Suppose I have $n$ observations of $m$ dependent variables $y_1,\dots,y_m$, and I believe they follow some model wherein they can all be written as linear combinations of some underlying variables $x_1,\dots,x_k$ (with $k<m<n$). In other words, I have the model $$Y=X\beta$$ for a (known) $n\times m$ matrix of observations $Y$, an (unknown) $n\times k$ matrix of underlying variables $X$, and an (unknown) $k\times m$ matrix of coefficients $\beta$.

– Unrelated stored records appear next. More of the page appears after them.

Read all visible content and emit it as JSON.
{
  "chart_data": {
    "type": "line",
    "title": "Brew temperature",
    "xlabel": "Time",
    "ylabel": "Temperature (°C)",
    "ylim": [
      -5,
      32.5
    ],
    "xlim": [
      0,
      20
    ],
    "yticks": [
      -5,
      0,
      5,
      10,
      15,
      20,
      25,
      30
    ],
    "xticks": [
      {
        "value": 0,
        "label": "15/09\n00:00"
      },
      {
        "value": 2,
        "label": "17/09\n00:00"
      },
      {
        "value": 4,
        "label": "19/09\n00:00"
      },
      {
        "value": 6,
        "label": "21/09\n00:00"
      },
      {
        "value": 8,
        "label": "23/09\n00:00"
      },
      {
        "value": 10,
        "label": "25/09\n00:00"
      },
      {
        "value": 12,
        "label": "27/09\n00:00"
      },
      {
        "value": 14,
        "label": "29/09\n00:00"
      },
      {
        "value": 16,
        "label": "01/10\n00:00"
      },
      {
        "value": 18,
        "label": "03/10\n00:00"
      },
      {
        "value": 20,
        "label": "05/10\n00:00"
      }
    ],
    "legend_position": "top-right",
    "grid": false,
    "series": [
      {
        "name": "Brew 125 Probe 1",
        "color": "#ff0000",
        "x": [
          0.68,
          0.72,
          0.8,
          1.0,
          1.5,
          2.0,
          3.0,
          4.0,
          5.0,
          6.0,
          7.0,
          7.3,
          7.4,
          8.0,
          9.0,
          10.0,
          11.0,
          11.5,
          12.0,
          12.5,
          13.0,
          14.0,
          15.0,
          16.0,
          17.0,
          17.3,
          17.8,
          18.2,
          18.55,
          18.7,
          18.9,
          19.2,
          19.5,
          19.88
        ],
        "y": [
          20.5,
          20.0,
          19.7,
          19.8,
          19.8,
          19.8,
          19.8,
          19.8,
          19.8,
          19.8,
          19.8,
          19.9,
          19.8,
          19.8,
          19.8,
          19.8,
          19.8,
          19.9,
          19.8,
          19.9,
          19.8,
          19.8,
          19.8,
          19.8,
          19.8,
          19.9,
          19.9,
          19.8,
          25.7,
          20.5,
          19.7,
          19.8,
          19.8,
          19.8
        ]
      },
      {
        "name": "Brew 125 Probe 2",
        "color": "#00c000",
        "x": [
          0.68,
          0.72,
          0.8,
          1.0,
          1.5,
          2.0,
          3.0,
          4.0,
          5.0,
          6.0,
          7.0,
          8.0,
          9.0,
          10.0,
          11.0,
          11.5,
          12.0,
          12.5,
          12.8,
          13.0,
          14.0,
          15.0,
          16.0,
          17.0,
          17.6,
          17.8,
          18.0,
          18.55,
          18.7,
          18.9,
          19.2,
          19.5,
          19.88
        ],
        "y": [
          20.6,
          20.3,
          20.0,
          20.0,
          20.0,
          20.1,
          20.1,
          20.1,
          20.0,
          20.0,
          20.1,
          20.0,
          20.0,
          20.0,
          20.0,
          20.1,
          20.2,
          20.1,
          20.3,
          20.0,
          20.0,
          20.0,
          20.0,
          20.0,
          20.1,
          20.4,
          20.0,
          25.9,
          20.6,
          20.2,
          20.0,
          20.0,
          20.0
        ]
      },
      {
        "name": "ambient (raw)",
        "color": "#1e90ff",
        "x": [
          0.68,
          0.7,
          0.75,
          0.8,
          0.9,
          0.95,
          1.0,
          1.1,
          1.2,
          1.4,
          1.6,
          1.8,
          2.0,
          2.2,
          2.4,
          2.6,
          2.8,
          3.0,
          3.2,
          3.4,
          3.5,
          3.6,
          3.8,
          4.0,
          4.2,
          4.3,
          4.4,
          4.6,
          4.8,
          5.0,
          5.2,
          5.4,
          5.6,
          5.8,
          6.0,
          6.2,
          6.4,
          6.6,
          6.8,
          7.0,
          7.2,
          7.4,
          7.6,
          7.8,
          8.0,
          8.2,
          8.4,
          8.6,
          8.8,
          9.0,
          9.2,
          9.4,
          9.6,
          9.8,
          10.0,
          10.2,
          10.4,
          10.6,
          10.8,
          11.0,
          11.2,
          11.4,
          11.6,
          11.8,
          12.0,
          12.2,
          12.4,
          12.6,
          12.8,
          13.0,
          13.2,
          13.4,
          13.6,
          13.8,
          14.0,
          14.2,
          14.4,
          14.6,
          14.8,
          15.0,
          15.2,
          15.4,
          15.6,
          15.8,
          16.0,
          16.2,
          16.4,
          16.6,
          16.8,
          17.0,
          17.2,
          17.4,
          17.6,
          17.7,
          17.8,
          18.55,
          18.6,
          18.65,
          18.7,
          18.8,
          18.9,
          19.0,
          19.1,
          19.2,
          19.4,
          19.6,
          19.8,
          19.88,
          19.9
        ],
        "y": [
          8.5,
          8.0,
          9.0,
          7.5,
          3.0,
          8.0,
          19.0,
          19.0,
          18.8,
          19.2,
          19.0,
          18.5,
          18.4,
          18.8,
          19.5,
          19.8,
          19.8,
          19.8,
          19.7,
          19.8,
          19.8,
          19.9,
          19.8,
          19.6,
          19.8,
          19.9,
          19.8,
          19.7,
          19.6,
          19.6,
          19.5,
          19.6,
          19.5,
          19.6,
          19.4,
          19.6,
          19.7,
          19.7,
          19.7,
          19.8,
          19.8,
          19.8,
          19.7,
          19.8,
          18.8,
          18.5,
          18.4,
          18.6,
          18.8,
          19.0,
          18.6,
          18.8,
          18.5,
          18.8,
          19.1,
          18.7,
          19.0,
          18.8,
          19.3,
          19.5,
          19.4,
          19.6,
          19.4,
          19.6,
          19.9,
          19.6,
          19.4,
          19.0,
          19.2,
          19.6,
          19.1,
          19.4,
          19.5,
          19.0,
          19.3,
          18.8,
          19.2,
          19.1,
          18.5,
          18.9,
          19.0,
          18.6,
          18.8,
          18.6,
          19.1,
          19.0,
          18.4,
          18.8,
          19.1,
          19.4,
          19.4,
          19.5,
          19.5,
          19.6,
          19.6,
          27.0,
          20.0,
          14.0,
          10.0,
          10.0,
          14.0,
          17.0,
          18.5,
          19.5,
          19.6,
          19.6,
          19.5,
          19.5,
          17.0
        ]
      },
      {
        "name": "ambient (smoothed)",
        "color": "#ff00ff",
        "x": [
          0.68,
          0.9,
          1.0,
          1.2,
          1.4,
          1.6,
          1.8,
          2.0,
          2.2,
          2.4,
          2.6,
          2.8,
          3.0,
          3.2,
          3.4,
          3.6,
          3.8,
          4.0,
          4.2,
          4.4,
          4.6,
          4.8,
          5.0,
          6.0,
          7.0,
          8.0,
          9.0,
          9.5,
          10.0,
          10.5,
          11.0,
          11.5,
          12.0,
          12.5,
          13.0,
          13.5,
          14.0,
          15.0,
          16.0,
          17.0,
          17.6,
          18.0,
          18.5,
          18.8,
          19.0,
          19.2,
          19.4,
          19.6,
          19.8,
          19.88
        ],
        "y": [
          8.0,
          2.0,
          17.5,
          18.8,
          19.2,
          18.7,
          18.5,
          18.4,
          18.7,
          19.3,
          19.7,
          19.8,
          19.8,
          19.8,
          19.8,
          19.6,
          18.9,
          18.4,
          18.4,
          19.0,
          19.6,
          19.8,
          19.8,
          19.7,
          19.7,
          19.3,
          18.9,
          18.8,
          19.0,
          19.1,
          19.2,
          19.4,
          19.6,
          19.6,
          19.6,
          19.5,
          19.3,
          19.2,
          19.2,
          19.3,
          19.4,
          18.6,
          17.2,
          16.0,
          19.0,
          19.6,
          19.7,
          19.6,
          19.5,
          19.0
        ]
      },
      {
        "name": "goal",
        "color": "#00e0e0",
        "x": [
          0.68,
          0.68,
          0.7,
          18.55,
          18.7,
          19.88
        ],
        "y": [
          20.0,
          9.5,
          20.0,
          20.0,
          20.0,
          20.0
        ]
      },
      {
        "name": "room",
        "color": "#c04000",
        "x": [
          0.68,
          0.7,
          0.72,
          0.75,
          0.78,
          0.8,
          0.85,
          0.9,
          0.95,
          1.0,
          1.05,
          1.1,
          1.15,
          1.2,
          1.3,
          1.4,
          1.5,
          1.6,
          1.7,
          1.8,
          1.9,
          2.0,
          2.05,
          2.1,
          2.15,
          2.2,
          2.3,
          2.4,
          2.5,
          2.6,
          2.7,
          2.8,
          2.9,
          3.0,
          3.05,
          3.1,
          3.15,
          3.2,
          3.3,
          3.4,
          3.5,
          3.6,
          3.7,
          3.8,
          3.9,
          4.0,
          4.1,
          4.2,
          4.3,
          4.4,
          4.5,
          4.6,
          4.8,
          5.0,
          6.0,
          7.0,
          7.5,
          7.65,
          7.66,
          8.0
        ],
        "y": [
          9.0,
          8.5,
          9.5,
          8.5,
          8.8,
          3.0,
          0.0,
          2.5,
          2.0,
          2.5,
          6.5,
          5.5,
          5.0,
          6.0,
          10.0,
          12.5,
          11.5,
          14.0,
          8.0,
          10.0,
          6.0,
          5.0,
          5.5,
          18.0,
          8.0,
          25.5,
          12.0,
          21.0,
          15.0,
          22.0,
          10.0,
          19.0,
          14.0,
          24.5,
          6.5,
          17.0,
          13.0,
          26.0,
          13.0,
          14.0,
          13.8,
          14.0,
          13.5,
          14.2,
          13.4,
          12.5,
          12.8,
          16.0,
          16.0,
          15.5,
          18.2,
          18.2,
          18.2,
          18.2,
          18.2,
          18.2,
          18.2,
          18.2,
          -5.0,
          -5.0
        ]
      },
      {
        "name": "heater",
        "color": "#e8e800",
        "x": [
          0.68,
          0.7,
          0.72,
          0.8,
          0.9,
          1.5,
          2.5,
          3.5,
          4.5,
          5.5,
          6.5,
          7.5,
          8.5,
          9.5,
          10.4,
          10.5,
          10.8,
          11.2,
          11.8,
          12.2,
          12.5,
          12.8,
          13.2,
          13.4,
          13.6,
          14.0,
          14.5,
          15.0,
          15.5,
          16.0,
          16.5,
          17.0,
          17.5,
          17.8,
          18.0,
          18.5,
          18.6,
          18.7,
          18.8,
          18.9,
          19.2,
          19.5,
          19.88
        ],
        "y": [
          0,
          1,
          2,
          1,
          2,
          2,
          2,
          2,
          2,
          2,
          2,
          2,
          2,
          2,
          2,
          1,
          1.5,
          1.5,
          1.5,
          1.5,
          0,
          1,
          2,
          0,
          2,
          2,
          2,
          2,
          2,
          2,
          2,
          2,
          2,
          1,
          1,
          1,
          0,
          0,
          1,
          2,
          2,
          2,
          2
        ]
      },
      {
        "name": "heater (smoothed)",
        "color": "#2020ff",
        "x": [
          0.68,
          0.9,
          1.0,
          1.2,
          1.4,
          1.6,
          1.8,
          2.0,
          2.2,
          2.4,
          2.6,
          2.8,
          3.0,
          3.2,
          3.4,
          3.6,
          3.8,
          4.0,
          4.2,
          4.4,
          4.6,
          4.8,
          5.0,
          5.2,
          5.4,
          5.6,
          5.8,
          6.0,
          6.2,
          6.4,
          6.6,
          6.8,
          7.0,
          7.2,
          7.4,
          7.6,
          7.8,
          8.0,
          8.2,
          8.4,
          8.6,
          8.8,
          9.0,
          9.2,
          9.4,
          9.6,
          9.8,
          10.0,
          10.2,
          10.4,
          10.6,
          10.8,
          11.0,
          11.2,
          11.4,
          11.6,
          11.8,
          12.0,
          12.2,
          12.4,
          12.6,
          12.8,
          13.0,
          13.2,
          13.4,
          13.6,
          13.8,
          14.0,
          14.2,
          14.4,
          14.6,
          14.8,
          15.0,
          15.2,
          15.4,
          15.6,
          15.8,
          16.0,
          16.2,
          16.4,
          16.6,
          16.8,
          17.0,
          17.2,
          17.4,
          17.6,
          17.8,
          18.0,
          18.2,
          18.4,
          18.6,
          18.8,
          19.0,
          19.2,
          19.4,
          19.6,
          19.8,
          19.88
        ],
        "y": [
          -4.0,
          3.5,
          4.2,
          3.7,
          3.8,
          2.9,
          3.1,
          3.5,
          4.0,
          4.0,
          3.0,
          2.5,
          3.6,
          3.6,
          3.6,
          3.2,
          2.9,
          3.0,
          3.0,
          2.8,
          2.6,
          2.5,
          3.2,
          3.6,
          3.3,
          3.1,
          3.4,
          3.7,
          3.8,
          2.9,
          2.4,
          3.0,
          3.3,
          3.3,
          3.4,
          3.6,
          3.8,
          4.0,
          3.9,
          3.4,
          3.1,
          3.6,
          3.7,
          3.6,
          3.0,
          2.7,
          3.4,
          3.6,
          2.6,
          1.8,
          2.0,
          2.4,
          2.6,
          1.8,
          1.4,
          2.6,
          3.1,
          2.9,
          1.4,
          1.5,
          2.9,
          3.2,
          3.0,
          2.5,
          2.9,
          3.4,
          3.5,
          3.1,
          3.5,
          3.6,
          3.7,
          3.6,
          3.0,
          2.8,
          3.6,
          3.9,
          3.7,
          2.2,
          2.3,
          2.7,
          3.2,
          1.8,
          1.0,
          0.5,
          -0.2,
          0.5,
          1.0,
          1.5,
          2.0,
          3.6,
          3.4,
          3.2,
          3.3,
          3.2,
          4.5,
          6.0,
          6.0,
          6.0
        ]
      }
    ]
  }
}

If $n$ is sufficiently large, then this system is over-determined and I should be able to solve for $X$ and $\beta$ that give the least-squares solution to this equation, right? It seems that this should be solvable with something like linear regression but I'm not sure how.

Best Answer

In general $\textbf Y$ and $ \textbf X$ are known because you have a sample. This sample have a dataset of m points: $(x_{11},x_{12},\ldots,x_{1m},y_1), (x_{21},x_{22},\ldots,x_{2m},y_2), (x_{31},x_{32},\ldots,x_{3m},y_3), \ldots, (x_{n1},x_{n2},\ldots,x_{nm},y_m)$. The values of $x_{ij}$ are represented by $\textbf X$ and the values of $y_i$ are represented by $\textbf Y$. The observations are always a pair of an m x-value and a y-value. And it is true, that is has to be $n >m >k$.

You have to minimize $V(\beta)=||\textbf Y-\textbf X\beta||_2^2=(\textbf Y-\textbf X \beta)'\times(\textbf Y-\textbf X\beta)=(\textbf Y'- \beta' \textbf X' )\times(\textbf Y-\textbf X\beta)$

Multiplying out

$V(\beta)=\textbf Y'\textbf Y -\textbf Y'\textbf X\beta-\beta' \textbf X' \textbf Y +\beta' \textbf X' \textbf X\beta$

It is $\textbf Y'\textbf X\beta=\beta' \textbf X' \textbf Y$ Therefore

$V(\beta)=\textbf Y'\textbf Y -2\beta' \textbf X' \textbf Y +\beta' \textbf X' \textbf X\beta$

Differentiating w.r.t $\beta$

$\frac{\partial V}{\partial \beta}=-2 \textbf X' \textbf Y +2 \textbf X' \textbf X\beta=0$

$2\textbf X' \textbf X\beta=2\textbf{X}'\textbf{Y}$

Dividing both sides by 2

$\textbf X' \textbf X\beta=\textbf{X}'\textbf{Y}$

Bringing $\textbf X' \textbf X$ to the RHS.

$\beta=(\textbf X' \textbf X)^{-1}\textbf{X}'\textbf{Y}$

$\beta$ are the values of the coefficients, which minimize the (squared) difference between the observed x-values and the observed y-values.